Les bases de données document sont conçues pour accueillir des données semi-structurées sous la forme de fichiers XML ou JSON par exemple. C’est pour cela qu’on parle de base de données orientée document : 1 fichier = 1 document. Elles permettent une montée en charge progressive des volumes de données, c’est à dire qu’il est relativement simple d’ajouter de nouvelles données (sous la forme de nouveaux documents ou fichiers) sans perturber les données existantes.
Leur principale contrainte est d’imposer un modèle centré sur une entité principale : pour que la base soit cohérente, il faut que tous les documents qui la composent soient de même nature (par exemple, des éditions de texte en TEI ou des inventaires d’archives en EAD). Cela va imposer une limite forte : si on a des données transverses à plusieurs documents (par ex. un référentiel de personnes pour les auteurs, producteurs, personnes évoquées ou représentées…) et que celles-ci sont modifiées fréquemment, il va falloir modifier tous les documents où ces données sont présentes, ce qui peut être assez lourd et surtout risqué. Sans la garantie ACID (voir ci-dessus, les bases relationnelles), on peut se retrouver dans une situation où une partie des documents est mise à jour, le système plante au milieu du processus, le reste n’est pas modifié… et paf, incohérence dans les données !

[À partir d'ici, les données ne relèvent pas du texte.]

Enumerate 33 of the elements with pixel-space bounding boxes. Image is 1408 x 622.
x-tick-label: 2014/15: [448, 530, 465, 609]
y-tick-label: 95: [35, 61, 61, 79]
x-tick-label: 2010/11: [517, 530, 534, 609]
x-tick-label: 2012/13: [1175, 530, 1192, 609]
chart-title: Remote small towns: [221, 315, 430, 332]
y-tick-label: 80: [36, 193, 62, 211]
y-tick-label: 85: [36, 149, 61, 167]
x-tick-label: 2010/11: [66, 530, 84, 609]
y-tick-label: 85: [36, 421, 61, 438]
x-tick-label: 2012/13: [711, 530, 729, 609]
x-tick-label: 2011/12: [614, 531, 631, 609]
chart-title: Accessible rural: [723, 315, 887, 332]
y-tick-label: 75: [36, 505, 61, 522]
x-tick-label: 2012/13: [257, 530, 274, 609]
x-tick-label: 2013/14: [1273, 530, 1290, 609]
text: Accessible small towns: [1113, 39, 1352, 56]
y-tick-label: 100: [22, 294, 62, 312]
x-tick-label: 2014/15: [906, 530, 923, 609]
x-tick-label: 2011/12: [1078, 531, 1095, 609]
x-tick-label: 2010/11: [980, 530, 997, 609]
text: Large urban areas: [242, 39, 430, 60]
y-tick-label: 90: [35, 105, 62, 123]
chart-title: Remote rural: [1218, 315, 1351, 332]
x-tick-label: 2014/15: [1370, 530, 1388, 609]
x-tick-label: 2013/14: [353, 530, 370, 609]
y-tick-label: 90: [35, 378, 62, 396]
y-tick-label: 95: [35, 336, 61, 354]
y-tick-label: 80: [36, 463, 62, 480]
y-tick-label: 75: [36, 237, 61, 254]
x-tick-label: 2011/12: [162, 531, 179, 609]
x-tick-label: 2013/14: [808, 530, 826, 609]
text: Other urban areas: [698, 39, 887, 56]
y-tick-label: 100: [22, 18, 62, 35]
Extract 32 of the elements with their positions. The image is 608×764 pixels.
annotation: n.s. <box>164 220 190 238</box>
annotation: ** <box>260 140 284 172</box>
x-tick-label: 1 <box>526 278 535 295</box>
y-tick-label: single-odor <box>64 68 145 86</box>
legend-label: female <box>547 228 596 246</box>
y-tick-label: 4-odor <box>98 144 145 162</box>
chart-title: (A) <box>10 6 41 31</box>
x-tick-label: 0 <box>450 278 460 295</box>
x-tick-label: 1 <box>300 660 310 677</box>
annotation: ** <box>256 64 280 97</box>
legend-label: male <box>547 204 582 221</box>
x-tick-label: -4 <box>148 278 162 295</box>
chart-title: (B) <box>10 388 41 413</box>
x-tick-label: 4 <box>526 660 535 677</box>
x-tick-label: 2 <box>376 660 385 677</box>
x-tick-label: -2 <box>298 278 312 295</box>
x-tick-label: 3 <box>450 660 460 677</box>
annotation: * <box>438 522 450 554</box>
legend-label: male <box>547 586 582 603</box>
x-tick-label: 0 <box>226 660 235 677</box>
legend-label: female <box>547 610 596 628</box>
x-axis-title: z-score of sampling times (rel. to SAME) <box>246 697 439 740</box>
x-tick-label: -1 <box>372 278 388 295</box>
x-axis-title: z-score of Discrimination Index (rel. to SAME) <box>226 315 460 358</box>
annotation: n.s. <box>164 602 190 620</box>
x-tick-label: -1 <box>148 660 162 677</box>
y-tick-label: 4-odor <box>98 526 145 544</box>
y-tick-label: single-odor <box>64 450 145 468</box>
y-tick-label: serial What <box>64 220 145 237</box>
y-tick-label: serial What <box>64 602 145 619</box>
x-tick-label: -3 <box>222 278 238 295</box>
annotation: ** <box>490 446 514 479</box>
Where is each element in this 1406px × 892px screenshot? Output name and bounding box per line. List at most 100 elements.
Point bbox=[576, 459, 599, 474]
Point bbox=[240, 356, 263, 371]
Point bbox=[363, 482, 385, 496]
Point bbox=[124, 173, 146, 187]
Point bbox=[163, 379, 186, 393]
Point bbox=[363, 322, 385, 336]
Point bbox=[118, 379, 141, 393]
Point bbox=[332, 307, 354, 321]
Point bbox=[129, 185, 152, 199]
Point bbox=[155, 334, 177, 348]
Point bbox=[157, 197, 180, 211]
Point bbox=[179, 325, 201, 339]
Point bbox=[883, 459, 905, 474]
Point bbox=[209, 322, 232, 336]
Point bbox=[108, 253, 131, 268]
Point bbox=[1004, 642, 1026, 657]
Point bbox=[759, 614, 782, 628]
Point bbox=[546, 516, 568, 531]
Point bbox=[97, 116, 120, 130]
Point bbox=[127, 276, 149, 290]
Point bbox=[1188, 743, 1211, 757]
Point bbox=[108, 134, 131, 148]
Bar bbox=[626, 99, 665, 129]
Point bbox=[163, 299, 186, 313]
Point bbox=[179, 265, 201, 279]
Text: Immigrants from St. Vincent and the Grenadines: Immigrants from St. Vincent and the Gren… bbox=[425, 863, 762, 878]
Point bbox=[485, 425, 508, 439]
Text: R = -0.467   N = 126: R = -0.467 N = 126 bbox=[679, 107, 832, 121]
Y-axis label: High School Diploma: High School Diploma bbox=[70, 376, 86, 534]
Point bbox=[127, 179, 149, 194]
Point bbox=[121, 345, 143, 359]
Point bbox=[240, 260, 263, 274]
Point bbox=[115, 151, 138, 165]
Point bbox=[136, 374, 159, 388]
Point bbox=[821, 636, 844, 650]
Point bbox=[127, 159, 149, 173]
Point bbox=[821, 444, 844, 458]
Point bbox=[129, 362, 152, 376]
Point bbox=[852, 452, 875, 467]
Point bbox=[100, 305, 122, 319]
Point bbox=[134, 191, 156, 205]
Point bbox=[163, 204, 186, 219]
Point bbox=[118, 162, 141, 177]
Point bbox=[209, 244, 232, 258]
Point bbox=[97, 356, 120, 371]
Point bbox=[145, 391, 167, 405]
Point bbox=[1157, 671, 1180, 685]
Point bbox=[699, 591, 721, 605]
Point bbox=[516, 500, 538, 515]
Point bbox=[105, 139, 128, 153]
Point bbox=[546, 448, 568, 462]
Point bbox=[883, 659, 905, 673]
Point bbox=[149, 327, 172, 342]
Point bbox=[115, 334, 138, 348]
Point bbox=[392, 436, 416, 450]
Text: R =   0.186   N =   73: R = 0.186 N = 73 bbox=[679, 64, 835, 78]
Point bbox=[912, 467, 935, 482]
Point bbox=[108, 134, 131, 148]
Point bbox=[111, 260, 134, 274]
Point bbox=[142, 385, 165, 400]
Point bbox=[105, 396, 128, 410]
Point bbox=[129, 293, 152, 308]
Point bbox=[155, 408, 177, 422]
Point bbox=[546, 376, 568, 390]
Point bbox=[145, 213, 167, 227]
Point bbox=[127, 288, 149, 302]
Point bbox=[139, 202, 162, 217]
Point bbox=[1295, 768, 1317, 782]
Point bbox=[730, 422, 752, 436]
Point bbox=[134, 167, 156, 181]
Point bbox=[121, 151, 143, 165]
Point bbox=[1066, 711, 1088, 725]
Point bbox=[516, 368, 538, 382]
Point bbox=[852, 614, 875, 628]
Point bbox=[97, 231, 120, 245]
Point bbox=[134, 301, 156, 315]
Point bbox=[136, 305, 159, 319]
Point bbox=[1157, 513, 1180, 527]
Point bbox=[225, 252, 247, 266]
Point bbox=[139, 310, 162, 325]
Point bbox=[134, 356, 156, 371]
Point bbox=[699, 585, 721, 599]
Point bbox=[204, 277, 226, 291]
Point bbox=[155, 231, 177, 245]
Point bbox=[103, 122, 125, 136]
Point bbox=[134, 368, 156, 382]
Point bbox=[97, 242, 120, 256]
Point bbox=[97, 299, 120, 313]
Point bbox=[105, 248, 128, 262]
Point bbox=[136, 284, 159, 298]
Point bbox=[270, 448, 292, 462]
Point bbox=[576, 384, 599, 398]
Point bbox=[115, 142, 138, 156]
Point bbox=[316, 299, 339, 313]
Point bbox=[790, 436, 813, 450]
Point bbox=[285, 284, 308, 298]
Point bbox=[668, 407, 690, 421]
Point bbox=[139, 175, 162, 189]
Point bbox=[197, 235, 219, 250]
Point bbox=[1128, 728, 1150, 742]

Le moteur de recherche est une base de données document dotée de fonctionnalités particulières : il facilite notamment la recherche plein texte (grâce à la constitution d’un index) et le filtrage par facettes des résultats. Il permet en outre de très bonnes performances en lecture (montée en charge du nombre d’utilisateurs et vitesse de réponse). Par contre, en raison des limites évoquées ci-dessus, on a plutôt tendance à l’utiliser comme stockage secondaire, c’est-à-dire qu’il va servir uniquement en lecture et pas en écriture, celle-ci étant assurée par un stockage primaire dans un autre type de base.

Schéma : le stockage primaire contient des data avec un accès principalement en écriture. Le stockage secondaire sert principalement l'accès en lecture pour les utilisateurs. Synchronisation entre les 2.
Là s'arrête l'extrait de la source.